Now the Chicago High School for Agricultural Sciences is celebrating the 175th anniversary of the farm, which has survived Chicago Public Schools financial woes, brutal winters and deadly pandemics since the deed was executed on Dec. 11, 1846.
“I look at the pictures of the farm 100 years ago, and there’s cattle and there (are) pigs and there (are) chickens,” Principal William Hook said. “We’re still growing corn. We still have a market garden. We still have a farm stand. All of those things that they were doing, you know, over the last 175 years, we’re still doing. We’re just doing it in a different way with technology, and we’re doing it with different people. We have students who are interested in agriculture instead of people who are full-time farmers.”
Hook said the land has not “fundamentally changed” since 1846, though the community surrounding it certainly has. Mount Greenwood — in the far southwest corner of the city — was first populated in 1830 but didn’t experience a notable influx of settlers until the 1893 World’s Columbian Exposition, according to Martin’s records.
Martin, the Mount Greenwood historian, credited the “farsighted” Board of Education with “visualizing the extension of the city limits to distant points where schools would be needed” in purchasing the 129-acre farm for $79 in a sheriff’s auction.

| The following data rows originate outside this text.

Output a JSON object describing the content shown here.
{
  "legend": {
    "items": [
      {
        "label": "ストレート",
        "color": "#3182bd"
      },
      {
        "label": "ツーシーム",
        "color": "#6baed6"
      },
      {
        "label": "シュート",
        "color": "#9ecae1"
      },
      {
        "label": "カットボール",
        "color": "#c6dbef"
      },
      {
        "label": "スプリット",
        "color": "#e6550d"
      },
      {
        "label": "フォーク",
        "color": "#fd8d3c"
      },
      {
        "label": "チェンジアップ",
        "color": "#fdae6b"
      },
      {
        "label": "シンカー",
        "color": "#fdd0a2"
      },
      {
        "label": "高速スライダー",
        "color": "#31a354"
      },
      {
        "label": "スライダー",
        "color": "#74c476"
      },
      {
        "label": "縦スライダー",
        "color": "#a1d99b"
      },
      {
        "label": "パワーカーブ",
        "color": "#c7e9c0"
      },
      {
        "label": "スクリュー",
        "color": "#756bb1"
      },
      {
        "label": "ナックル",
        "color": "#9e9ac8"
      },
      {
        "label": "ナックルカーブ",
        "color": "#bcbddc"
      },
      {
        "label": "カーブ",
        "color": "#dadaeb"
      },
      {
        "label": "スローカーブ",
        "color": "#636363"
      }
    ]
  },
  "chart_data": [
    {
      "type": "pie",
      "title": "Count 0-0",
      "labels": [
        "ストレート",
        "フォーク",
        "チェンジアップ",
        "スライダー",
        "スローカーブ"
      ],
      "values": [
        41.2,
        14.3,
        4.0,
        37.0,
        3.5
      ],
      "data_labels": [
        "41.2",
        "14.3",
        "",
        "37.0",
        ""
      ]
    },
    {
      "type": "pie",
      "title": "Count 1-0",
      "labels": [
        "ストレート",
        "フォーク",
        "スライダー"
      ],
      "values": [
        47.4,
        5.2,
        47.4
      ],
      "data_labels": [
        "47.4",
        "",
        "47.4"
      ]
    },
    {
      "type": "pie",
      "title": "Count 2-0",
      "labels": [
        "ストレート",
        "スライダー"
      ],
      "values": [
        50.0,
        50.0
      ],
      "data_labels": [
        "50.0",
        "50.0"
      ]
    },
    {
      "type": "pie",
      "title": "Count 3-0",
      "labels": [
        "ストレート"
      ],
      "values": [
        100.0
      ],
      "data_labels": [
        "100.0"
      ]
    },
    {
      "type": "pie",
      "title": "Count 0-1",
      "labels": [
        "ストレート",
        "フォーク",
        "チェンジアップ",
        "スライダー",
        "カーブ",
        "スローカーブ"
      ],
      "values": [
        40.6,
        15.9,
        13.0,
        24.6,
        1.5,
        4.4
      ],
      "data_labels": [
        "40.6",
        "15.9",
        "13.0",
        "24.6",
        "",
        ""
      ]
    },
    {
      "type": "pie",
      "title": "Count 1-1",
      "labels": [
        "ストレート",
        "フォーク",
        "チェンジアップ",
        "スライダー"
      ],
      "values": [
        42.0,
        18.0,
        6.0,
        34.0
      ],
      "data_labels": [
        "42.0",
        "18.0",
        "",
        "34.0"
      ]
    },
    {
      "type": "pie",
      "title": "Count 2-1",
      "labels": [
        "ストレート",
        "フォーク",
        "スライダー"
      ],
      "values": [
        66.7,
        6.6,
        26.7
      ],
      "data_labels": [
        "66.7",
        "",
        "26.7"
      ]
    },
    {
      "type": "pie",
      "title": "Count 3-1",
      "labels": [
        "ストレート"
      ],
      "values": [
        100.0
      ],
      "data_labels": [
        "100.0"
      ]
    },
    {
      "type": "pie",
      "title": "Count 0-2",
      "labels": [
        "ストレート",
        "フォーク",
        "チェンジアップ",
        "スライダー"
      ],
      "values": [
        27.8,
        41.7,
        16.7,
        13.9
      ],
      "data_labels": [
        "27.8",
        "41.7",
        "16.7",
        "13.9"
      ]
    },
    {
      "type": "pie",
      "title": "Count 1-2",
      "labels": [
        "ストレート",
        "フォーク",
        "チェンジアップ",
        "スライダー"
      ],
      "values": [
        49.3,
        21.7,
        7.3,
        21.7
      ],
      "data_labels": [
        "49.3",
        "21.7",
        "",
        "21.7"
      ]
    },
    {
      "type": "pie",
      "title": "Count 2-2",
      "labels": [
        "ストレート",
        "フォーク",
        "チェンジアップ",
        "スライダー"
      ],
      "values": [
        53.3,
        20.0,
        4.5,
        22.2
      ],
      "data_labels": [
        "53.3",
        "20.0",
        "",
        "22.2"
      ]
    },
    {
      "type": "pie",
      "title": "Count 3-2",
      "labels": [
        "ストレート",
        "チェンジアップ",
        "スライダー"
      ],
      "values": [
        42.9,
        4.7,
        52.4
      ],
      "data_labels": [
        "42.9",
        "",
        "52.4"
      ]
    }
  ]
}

Two German immigrants were the first farmers to arrive, in 1863. They each leased 80 acres for the annual price of 50 cents per acre. They cleared the land and built homes while also suffering hardships such as pest-infected crops and difficult travels into the city.
The century that followed saw new families rent the land, which was carved and sold to the Archdiocese of Chicago, the Chicago Park District and others. The farm is now just under 79 acres, Hook said.
Peter Ouwenga had been growing and selling tomatoes, onions, corn and other vegetables for decades there when the board made noise about dumping the site as it faced fiscal crisis. Martin, a Hungarian immigrant who founded the Mount Greenwood Historical Association, formed the Citizen’s Committee to Save Chicago’s Last Farm and urged the board to consider the “extreme importance historically” of the land.
Thousands of people expressed support for the yearslong campaign, and the board announced in 1983 it did not wish to sell the farm. A new plan formed.
Ellen Summerfield Russell said she was working in CPS’s central office when she was approached by a district official about becoming principal of a new high school.
“And I said, ‘Well, what kind of a high school is it?’ I had just passed the principal’s exam, and I had just gotten my Ph.D. So he said, ‘Well, it’s agricultural science,’” Russell recalled.
“And I said, ‘Well, what is that?’ And he said, ‘Well, it’s about plants and animals.’ And I said, ‘Well, I have an urban garden behind my condo in Hyde Park. I like gardening.’ And I said, ‘I like animals, so, I guess, yeah, I’d be interested.’ That’s how I said yes.”
Russell said she was given a year to design the curriculum, hire teachers and recruit students. Walter Biddle Saul High School of Agricultural Sciences in Philadelphia — the first of its kind in the United States — was the model for Chicago’s school and the inspiration for the creation of its agribusiness advisory council, which Russell said led the way for campus expansion.
For its first year, in 1985, the school was said to have received more than 500 applications for about 150 freshman spots. School officials at the time touted the number of girls who signed up. Many of the students endured long commutes to the farm.